Be smart with assessment. Not every assignment needs to have a unique point value. All of my daily assignments are worth 5 points, and I grade them on a formative scale. I try to remember that little daily practice writings are practices. Kids need to know what level of understanding they are reaching. They do not need me to make it worth twelve points and write down three sentences that explain each point that I’ve taken off. This helps grading go by quickly. Is the skill demonstrated perfectly, fairly, not quite, barely, or not at all? This is a question that I can discern and mark extremely quickly. I also do a lot of what I call “live grading,” where I literally record the grade for the assignment as a student is presenting it or as I am walking around the room during student work time. I don’t need to collect things in a pile if I just walked up to a kid’s desk, read it, and gave him verbal feedback that he immediately applied–so I collect as little actual work as possible. I save lengthy written feedback for major assignments, and these I collect in shared Google Docs folders that are organized by my students’ last names. This way, I can type my feedback (SO much faster than handwriting), and I don’t have to sort anything as I transcribe scores into my online gradebook. Students also receive their feedback the instant that I write it.
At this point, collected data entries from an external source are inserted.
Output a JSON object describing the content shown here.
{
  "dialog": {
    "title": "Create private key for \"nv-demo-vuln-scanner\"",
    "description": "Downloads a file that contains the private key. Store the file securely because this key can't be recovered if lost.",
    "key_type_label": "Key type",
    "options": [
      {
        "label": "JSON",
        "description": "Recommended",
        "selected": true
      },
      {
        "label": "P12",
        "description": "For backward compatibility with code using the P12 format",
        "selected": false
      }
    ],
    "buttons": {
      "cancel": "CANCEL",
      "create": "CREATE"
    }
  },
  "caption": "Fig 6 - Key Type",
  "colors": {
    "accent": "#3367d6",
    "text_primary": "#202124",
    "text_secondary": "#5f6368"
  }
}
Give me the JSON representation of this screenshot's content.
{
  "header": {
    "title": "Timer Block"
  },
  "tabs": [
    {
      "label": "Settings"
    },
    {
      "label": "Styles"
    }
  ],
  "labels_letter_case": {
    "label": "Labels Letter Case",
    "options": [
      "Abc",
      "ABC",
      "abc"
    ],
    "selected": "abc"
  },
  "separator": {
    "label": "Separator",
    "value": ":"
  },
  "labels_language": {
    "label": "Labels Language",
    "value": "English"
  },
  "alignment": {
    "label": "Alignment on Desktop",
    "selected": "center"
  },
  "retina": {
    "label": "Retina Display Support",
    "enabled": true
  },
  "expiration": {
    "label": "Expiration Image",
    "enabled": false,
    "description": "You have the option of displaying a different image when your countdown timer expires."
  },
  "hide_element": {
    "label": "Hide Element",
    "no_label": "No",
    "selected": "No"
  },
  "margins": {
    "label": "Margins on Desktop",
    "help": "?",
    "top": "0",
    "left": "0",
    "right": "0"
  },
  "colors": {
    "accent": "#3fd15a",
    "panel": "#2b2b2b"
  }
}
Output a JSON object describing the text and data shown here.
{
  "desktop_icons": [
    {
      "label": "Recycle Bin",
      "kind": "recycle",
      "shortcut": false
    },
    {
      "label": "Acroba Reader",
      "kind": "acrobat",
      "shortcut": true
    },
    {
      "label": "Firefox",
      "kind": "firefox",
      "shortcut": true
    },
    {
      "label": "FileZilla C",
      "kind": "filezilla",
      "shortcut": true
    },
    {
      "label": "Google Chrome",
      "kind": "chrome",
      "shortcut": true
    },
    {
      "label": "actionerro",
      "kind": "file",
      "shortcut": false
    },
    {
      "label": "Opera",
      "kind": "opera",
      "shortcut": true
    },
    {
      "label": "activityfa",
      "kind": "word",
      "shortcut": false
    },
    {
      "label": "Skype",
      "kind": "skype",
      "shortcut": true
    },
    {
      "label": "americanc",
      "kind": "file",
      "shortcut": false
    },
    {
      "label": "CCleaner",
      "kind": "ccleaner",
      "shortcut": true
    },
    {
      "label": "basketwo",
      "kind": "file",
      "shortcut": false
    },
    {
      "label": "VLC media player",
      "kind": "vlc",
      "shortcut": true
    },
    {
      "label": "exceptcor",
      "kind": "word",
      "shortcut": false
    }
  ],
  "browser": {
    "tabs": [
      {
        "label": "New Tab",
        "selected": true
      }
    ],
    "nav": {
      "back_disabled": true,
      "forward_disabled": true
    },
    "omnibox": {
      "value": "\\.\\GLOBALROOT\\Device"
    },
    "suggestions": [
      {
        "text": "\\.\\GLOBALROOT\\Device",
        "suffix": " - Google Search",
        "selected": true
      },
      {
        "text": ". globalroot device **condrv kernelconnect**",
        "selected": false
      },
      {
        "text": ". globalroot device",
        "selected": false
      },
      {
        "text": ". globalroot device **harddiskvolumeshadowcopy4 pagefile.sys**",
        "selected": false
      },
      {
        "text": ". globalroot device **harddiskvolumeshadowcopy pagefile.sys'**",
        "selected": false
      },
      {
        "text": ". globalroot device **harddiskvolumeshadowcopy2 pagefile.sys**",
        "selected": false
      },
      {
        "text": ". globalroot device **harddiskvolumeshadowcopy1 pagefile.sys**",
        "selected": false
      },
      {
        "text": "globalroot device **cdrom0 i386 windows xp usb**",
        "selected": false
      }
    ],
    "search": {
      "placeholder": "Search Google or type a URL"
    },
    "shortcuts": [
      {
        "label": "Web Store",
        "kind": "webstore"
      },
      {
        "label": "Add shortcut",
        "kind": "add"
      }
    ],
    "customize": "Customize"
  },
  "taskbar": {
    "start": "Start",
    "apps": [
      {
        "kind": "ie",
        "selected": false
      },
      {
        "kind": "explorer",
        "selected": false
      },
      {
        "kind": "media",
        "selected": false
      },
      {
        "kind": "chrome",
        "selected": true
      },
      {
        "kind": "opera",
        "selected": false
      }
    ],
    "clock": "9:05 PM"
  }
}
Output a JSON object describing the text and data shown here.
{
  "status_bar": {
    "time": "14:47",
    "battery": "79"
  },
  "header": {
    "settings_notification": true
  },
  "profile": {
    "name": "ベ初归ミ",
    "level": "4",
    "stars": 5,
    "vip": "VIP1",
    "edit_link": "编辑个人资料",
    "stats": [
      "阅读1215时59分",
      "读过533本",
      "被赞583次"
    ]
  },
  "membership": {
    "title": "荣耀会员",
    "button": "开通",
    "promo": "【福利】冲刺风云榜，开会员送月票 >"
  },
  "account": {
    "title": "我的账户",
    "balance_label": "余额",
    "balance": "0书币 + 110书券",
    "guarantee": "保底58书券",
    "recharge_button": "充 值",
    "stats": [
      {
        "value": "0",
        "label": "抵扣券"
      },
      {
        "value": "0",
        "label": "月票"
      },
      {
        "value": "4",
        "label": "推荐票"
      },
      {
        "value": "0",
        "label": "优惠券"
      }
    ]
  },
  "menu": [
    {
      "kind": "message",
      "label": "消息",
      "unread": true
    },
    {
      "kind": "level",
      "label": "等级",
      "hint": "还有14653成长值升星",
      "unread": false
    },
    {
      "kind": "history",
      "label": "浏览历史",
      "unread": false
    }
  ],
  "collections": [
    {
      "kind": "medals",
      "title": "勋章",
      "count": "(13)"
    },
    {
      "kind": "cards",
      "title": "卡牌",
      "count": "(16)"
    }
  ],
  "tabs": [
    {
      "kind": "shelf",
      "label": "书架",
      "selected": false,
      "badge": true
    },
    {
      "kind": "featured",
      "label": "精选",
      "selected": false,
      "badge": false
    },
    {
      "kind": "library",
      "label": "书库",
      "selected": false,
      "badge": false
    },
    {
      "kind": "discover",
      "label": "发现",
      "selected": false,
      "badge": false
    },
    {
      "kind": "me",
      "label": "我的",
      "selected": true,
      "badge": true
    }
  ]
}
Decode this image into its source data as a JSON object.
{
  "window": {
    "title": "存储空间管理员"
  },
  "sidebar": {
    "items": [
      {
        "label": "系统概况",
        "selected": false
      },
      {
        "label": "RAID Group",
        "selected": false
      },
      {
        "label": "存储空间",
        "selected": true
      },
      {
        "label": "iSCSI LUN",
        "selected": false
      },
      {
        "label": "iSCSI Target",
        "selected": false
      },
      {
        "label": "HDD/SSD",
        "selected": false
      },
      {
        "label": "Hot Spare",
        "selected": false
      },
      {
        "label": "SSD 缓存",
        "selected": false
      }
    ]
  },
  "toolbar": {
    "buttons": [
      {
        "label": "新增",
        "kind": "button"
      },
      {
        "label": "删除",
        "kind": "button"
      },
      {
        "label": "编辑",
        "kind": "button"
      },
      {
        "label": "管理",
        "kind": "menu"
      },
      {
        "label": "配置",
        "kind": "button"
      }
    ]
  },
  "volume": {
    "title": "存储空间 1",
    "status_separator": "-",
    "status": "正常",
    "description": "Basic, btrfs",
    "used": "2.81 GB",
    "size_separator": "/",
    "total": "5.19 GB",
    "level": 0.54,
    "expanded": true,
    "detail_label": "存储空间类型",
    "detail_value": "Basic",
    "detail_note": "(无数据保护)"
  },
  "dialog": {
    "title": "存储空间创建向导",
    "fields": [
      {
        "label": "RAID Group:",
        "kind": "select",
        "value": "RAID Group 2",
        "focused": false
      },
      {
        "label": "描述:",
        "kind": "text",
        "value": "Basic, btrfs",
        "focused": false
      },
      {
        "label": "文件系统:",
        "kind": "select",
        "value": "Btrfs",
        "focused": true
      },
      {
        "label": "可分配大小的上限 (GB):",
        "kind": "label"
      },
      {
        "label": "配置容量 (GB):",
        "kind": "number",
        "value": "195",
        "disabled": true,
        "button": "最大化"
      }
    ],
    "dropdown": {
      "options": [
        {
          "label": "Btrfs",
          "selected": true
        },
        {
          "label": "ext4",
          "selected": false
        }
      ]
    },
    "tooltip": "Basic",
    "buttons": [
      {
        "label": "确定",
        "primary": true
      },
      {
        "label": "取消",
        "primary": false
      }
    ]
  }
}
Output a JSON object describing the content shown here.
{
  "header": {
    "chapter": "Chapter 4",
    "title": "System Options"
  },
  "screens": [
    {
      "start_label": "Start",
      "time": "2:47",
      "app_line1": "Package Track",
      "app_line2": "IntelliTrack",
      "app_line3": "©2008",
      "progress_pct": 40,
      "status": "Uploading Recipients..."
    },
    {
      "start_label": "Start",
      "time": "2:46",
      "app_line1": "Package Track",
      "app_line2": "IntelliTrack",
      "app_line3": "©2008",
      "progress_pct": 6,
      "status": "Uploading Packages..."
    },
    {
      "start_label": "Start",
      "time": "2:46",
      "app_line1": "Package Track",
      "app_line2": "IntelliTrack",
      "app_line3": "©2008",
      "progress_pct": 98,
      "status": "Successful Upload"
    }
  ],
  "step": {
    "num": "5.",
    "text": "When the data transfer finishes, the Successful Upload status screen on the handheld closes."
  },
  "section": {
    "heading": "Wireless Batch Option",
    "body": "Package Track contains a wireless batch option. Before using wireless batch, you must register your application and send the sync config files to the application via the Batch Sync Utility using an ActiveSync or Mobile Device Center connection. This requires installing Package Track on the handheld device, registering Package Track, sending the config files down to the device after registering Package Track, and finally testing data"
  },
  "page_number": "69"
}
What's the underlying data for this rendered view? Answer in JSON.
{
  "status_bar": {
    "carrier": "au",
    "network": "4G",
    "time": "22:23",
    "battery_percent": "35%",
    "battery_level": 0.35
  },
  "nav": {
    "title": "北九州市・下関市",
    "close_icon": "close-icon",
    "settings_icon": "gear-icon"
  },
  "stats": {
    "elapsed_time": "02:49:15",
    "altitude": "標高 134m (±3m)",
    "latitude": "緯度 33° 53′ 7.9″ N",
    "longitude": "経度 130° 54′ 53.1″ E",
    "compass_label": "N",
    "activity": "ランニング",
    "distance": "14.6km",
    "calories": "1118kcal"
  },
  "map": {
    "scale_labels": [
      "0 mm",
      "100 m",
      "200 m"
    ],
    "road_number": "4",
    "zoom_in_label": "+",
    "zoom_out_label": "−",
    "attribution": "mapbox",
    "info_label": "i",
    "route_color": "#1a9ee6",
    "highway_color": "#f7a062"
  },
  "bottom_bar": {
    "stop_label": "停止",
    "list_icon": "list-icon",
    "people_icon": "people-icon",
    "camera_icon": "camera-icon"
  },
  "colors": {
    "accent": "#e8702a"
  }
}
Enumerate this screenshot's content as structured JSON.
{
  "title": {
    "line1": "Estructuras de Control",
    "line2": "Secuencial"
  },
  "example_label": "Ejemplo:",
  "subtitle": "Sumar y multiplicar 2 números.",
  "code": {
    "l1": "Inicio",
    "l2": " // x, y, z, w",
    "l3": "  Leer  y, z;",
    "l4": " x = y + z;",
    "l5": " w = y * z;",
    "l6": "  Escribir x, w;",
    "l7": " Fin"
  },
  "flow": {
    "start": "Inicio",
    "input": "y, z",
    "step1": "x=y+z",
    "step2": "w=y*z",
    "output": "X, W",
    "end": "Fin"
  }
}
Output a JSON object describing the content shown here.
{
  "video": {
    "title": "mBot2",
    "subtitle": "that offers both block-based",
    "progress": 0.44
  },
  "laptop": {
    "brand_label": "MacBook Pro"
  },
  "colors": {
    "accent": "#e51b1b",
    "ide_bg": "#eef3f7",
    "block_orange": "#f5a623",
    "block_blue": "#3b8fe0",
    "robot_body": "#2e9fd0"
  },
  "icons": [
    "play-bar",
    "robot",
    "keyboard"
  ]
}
My formative assessment scale, used for all small assignments. (Point values are 5, 4, 3, 2 out of 5, respectively)

My formative assessment scale, used for all small assignments. (Point values are 5, 4, 3, 2 out of 5, respectively)

Never stop moving. Every minute of time is precious. I know you want to spend the first five minutes of your prep staring at the wall being overwhelmed. I have been there, my friend. But seriously, bring your laptop or notebook or whatever you are using to plan lessons or assess student work wherever you go. Those ten minutes waiting for a staff meeting to begin are useable minutes. The five minutes you’ve given students to silently read an article at the start of class are usable minutes. The twenty minutes that your students are taking to work with a guidance counselor to enroll for classes are usable minutes. I try to keep my focus and drive razor sharp throughout the school day (with the exception of lunch, which should be a mental break). The incentive of not doing work at home helps me keep checking things off of my list rapidly.

Don’t leave the building until you’re done. Since I’ve vowed to do no work at home, I sometimes stay in the building late. But I tell myself that I can’t leave until I’m completely prepared for everything the next day. And I stick to it. If I have to stay until 4:30pm or even 5pm once in a week, it is still absolutely worth the mental freedom of knowing that the moment I get into my car to go home, the rest of the night is always my own time.

Sometimes, you might still take work home. But schedule and adhere to it like a mandatory work commitment. There is one exception to this rule for me, and it’s grading formal essays for my AP Literature and Composition classes. This takes quite a bit of time, because the writing is longer, more complex, and the feedback that I need to give has to move students into a college level of insight and argumentation. Every three weeks or so, I need to schedule extra time to grade these–I usually need about seven hours to accomplish this for my 31 AP students. So I schedule my “work day” on a Saturday. If possible, I do it outside my home, which is supposed to be a relaxing, work-free space. But I go hard and do it all in a row. Because the sooner I have fulfilled my responsibilities to my students, the sooner I can get back to spending time with people I love and freeing my mind up so that I can get to school fresh, excited, and positive on Monday. 🙂

Essentially, I just want others out there to know that it can be done. But it doesn’t happen overnight. My second year of teaching, I actually felt irresponsible for making 9:30pm my “cut-off” point for work, but I had to do it for my own sanity. My third year, I made the cut-off 7:30pm. My fourth year, I added on a “no work on weekends” rule in addition to a 6pm cut-off on weeknights. And now I’m here. I’m living proof that it can be done, without sacrificing doing an excellent job for your students. Challenge yourself to work better, not longer!